A detached head floats down the Hebrus River
like those Carrier robins, skimming out of electricity. 
Out of moving mud, out of sliding riverside.  See 
the kingfisher flicker now – dive like an arrow –

rise again, lips, out of, oh, out of the occasional, view! 
Clay, ribs, mud, marble, puddingstone.
My park bench careens down the local Rhine
– I'll show you the dusty photo, torn anew.

Henry, Juliet, & Cara, circa 1968

Epic by Bluejay

I'm going to pre-amble my way into this project, coming at it sideways, the way the poem began in the first place.  Preliminary squawks.

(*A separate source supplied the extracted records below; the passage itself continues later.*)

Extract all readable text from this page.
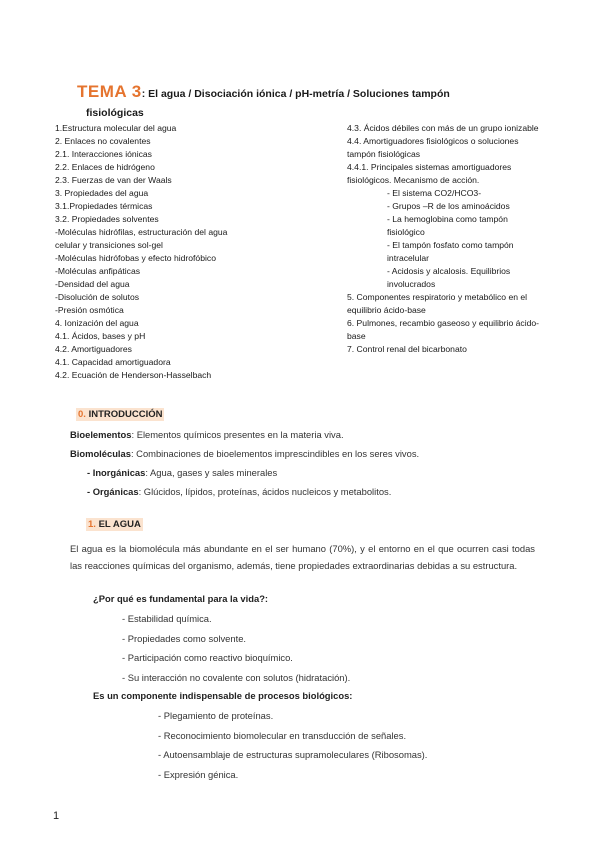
TEMA 3: El agua / Disociación iónica / pH-metría / Soluciones tampón
fisiológicas
1.Estructura molecular del agua
2. Enlaces no covalentes
2.1. Interacciones iónicas
2.2. Enlaces de hidrógeno
2.3. Fuerzas de van der Waals
3. Propiedades del agua
3.1.Propiedades térmicas
3.2. Propiedades solventes
-Moléculas hidrófilas, estructuración del agua celular y transiciones sol-gel
-Moléculas hidrófobas y efecto hidrofóbico
-Moléculas anfipáticas
-Densidad del agua
-Disolución de solutos
-Presión osmótica
4. Ionización del agua
4.1. Ácidos, bases y pH
4.2. Amortiguadores
4.1. Capacidad amortiguadora
4.2. Ecuación de Henderson-Hasselbach
4.3. Ácidos débiles con más de un grupo ionizable
4.4. Amortiguadores fisiológicos o soluciones tampón fisiológicas
4.4.1. Principales sistemas amortiguadores fisiológicos. Mecanismo de acción.
- El sistema CO2/HCO3-
- Grupos –R de los aminoácidos
- La hemoglobina como tampón fisiológico
- El tampón fosfato como tampón intracelular
- Acidosis y alcalosis. Equilibrios involucrados
5. Componentes respiratorio y metabólico en el equilibrio ácido-base
6. Pulmones, recambio gaseoso y equilibrio ácido-base
7. Control renal del bicarbonato
0. INTRODUCCIÓN
Bioelementos: Elementos químicos presentes en la materia viva.
Biomoléculas: Combinaciones de bioelementos imprescindibles en los seres vivos.
- Inorgánicas: Agua, gases y sales minerales
- Orgánicas: Glúcidos, lípidos, proteínas, ácidos nucleicos y metabolitos.
1. EL AGUA
El agua es la biomolécula más abundante en el ser humano (70%), y el entorno en el que ocurren casi todas las reacciones químicas del organismo, además, tiene propiedades extraordinarias debidas a su estructura.
¿Por qué es fundamental para la vida?:
- Estabilidad química.
- Propiedades como solvente.
- Participación como reactivo bioquímico.
- Su interacción no covalente con solutos (hidratación).
Es un componente indispensable de procesos biológicos:
- Plegamiento de proteínas.
- Reconocimiento biomolecular en transducción de señales.
- Autoensamblaje de estructuras supramoleculares (Ribosomas).
- Expresión génica.
1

Bluejays hang around our street & the backyard.  They make the first raucous sounds every morning.  Once, though, as I was sitting out under the little dogwood tree, a bluejay a few feet over my head began doing something I'd never heard before - yodeling quietly, improvising, like a hopped-up mockingbird.  The poem which became Stubborn Grew was greatly influenced in its development by that particular bird.  I knew, if I was going to make an "epic", I had to open up.  To let go - be direct, be loud.  I had to squawk.  & change it up.  This may sound obvious : but it wasn't easy for me.  The bluejay led the way.

from Once in Providence

I sat in the backyard, in the May sunlight, 
in a whiskey haze, reading Ariosto;
there was a bluejay in a nearby pussy willow 
singing sotto voce scat with a pure delight.

I've never heard a bluejay sing like that –
like a manic soloing mockingbird
but softly, practicing – almost unheard, 
just overheard – hilarious arpeggios (b-flat).

That bluejay was a sort of humanist,
sowing his wild notes when he gets away
from neighborhood policing – jay, jay, jay!
and nay, nay, nay! all day (an airborne pugilist).

Maybe that bluejay – with the thick black 
creases around his eyes – etched by reading 
Time, and worrying about the times – seeing 
too much, too little – maybe he was that oblique

son of Ferrara himself, come to take charge 
of his only reader in Providence this year! 
and burble along with his blessed disio
dear bambino-talk. . . bird-humanist, at large. . .

Before he submerges (signed, untraced)
back into the ghost-world – into the maelstrom, 
like those robins, back where he came from. 
It's right that this clear crowing be effaced –

it's just.  Dark summer thunderclouds draw near. 
Epics of mockery will mimic their surrender;
Orpheus, another daunting barrator, goes under, 
breaking the code (with his broken-hearted mirror).


Starting out in Providence

45 years ago, in 1970, at the age of 18, I arrived in Providence, Rhode Island, from my home town of Minneapolis, Minnesota, to go to college.  I've been here (except for a brief spell, roughly 1973-1976) ever since.  Now I'm about to move back to Minneapolis.  I've spent a lot of my time in Rhode Island scribbling poems.  One of them, a long poem called Stubborn Grew, was published by Spuyten Duyvil Press in 2000 - pretty much to the sound of no hands clapping.  You can still find copies of the SD edition here and there, or you can buy my self-published spin-off, or you can read it for free on the web.

There's a lot of Providence in Stubborn Grew.  It's a kind of mock-epic (the first volume of a trilogy, actually, called Forth of July).  & since I'll soon be pulling up stakes & heading back to the midwest, and since I now own one one of these fancy telephone things that takes pictures, I thought I might try a little experiment : illustrate this local poem with a few excerpts and we-were-there photos.

We'll see how this goes.  I won't start from the beginning, exactly, but from my living room : this is a passage from a chapter called "Once in Paradise", which follows a previous chapter, "Ancient Light", which is set in London.  With "Once in P." I have returned to Providence from a trip to England.  ("Shakespeare's Head", by the way, is a building in Providence.  I will try to illustrate this soon.)  So here are the initial stanzas of the opening passage, with a photo of "Lucky", my mother's little boat, still there (for a short time) by the couch :

from Once in Paradise


There was a garden behind Shakespeare's Head. 
A long time ago, before you were born.
Before you were born, before you were born,
a garden there was, behind Shakespeare's Head.


Home again from London, I lay near Lucky;
a man on the sofa, nearly lucky, I lay.
A man of clay, eyes open, looking out at the sky.
As though the blurred porch window held the key.